Understanding this, if my love of wine (or work, or applause) fills up my need for God, I mustn’t be surprised when my body, mind, spirit, and relationships slowly become depleted and dry.
Real life will leak out of all the holes I am trying to fill.
Enter the season of Lent.
Lent is the time for me to turn around from my own darkening path, and to walk again in the light. It’s not a sentimental turning – it is decisive, and with a cost.
I leave the good things found in wine, or blogging, or exercise, so that I can more expectantly follow Christ, and (re)turn to the real way, the real truth, and the real life.
Here are a few questions (thanks to Craig R. Higgins, from his article “On Keeping a Holy Lent”) to ask yourself if you are ready to focus on your heart this season.
- What are my characteristic, habitual sins?
- What has captured my attention to such a degree that my love for Jesus has grown cold?
- In what ways is my devotion to Christ and his church less than whole-hearted?
- Do I give thanks to God after every pleasant occurrence or time?
- Am I warm, cheerful, sensitive to everyone?
- Have I thought, or spoken unkindly of anyone?
- Have I over – or under – eaten, slept, worked, rested?
- Have I done things just for appearance?
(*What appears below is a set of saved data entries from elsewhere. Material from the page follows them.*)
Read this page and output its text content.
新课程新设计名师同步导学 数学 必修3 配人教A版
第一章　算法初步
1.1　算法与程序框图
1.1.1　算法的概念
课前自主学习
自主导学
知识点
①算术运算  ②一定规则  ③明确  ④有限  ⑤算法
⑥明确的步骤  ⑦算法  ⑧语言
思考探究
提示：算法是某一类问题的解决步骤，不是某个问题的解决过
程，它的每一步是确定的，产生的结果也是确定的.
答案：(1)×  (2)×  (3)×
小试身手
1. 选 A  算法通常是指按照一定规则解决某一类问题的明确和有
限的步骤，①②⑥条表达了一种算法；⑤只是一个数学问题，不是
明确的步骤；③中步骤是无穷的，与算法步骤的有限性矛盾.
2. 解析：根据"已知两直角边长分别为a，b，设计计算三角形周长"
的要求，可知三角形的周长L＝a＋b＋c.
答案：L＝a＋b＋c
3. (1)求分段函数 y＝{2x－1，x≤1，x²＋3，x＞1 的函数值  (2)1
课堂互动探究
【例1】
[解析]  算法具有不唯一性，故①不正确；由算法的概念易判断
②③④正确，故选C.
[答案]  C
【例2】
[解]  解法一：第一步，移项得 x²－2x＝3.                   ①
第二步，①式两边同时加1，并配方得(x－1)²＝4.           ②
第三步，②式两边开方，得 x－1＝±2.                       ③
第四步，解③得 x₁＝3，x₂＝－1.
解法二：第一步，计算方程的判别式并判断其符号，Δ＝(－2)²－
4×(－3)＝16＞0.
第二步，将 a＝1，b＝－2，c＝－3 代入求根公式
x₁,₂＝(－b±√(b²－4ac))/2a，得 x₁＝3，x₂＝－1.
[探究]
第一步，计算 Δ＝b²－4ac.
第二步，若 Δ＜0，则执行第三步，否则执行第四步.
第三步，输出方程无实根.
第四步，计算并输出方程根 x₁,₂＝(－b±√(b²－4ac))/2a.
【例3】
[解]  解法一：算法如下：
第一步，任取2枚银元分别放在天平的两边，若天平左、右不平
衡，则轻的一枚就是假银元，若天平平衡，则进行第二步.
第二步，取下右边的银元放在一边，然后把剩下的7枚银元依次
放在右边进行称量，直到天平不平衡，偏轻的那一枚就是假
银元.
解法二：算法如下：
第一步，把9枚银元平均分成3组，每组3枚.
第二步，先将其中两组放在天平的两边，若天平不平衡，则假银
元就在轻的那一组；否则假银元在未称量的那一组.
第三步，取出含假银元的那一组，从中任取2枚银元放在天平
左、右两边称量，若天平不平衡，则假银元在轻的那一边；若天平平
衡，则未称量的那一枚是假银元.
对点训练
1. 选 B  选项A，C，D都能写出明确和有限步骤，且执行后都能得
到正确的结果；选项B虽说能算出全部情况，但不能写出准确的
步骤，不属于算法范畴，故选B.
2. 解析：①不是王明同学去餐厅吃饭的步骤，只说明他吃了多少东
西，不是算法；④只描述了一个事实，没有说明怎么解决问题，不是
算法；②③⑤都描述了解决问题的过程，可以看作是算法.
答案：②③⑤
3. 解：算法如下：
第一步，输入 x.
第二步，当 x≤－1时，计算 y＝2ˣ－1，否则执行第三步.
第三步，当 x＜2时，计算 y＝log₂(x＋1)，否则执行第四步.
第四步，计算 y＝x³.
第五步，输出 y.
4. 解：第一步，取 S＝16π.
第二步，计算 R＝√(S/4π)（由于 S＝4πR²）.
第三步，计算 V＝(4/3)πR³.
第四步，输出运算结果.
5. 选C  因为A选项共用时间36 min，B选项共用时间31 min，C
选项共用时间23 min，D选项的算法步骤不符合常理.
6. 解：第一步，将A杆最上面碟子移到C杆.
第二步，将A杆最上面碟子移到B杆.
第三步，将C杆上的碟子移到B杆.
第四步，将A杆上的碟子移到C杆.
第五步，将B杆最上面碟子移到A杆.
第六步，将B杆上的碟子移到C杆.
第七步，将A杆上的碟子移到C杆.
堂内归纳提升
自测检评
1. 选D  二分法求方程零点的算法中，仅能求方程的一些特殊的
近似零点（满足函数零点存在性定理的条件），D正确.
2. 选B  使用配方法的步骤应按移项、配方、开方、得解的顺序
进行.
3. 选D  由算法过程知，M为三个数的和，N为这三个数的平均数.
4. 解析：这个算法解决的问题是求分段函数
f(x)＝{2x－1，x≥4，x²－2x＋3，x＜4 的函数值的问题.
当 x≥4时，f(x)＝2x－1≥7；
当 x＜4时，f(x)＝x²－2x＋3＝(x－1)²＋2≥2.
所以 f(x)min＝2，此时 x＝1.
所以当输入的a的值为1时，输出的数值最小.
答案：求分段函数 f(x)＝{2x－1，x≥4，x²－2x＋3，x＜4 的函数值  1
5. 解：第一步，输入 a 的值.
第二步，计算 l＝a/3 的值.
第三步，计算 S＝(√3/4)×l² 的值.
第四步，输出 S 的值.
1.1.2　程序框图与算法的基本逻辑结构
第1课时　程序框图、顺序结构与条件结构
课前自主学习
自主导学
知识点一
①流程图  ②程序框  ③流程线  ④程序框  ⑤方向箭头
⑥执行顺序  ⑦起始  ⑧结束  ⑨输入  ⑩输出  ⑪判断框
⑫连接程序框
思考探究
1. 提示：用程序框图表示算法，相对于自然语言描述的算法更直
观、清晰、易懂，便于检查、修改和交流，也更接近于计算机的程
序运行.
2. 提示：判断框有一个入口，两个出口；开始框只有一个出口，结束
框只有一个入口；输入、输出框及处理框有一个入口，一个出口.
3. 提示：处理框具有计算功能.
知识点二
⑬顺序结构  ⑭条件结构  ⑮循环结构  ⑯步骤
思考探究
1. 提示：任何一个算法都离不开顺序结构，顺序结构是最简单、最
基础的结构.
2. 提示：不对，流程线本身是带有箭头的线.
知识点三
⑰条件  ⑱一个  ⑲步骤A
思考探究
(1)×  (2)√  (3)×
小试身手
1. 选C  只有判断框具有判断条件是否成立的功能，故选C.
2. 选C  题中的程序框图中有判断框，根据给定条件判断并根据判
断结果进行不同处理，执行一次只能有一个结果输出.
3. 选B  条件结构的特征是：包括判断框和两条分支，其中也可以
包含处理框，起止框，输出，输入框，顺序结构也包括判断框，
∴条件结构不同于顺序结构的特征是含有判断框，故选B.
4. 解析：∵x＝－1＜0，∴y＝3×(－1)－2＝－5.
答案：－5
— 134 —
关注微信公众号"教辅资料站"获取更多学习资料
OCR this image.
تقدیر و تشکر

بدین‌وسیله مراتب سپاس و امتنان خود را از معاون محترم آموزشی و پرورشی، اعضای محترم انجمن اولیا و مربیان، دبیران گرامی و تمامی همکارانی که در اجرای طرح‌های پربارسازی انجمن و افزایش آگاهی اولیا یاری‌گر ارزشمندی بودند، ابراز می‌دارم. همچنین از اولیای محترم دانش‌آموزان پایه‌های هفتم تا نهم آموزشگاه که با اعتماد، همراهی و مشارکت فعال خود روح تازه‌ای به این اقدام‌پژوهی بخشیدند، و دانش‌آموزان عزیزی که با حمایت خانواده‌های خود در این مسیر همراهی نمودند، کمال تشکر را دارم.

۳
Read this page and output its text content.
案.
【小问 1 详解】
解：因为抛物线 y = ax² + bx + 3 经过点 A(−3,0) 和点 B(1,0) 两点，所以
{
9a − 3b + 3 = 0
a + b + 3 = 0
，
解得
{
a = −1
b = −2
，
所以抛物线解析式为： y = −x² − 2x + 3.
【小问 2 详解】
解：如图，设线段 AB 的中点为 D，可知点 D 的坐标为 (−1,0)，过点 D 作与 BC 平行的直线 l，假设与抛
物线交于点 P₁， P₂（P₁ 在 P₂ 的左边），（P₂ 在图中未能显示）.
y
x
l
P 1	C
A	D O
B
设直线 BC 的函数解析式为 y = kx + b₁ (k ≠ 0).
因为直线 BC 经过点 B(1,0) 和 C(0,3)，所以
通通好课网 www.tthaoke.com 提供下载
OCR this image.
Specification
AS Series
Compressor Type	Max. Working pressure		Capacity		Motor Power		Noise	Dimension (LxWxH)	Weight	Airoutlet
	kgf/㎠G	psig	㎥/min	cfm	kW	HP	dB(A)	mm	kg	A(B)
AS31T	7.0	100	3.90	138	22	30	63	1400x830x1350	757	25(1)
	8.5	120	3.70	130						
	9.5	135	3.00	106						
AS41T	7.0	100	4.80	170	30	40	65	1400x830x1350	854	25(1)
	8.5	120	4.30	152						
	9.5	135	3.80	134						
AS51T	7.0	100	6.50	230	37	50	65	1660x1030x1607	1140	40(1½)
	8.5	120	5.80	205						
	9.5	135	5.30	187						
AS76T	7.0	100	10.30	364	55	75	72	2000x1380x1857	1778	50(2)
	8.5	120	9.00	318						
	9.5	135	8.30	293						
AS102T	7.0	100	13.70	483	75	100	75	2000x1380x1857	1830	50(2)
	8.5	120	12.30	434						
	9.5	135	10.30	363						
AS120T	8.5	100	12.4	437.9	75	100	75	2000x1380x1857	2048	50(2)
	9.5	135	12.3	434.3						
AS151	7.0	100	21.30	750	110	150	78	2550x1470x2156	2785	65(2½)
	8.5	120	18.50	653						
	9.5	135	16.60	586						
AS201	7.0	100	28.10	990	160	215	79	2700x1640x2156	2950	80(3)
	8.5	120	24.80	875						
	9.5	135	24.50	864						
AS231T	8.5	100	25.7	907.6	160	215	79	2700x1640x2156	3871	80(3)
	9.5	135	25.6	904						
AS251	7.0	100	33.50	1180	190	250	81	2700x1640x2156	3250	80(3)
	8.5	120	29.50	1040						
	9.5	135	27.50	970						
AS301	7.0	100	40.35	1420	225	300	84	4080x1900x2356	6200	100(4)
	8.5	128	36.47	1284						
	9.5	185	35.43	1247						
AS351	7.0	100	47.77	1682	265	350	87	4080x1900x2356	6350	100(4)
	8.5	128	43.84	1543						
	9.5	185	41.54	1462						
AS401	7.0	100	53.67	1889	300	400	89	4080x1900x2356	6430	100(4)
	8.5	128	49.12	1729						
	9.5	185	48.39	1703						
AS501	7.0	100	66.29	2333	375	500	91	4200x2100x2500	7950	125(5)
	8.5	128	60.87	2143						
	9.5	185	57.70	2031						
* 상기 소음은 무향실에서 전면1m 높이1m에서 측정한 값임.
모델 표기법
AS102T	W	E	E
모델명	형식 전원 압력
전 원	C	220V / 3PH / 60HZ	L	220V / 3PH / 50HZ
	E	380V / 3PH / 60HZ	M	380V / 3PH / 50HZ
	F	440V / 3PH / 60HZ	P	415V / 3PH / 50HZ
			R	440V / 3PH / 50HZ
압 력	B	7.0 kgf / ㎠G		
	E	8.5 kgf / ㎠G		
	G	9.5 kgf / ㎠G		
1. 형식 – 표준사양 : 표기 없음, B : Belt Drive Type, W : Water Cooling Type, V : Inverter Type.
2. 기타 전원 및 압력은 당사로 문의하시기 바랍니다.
Have I compared myself to others?
- Have I been fervent in prayer and reading God’s Word? Is there warmth?
Don’t be afraid. God’s grace and tender care is infinitely greater than any sin you may unearth in your heart during the season of Lent. He has taken on your every sin, and not in in a sentimental way – it was decisive, and there was a cost.
Press this into your heart. Our Heavenly Father’s will is being done. Open your eyes this Lent and see it! His way will form us into a celebratory, hospitable, generous, and thankful people who will reflect him rightly to the watching world.
Peace to you in your journey this Lent.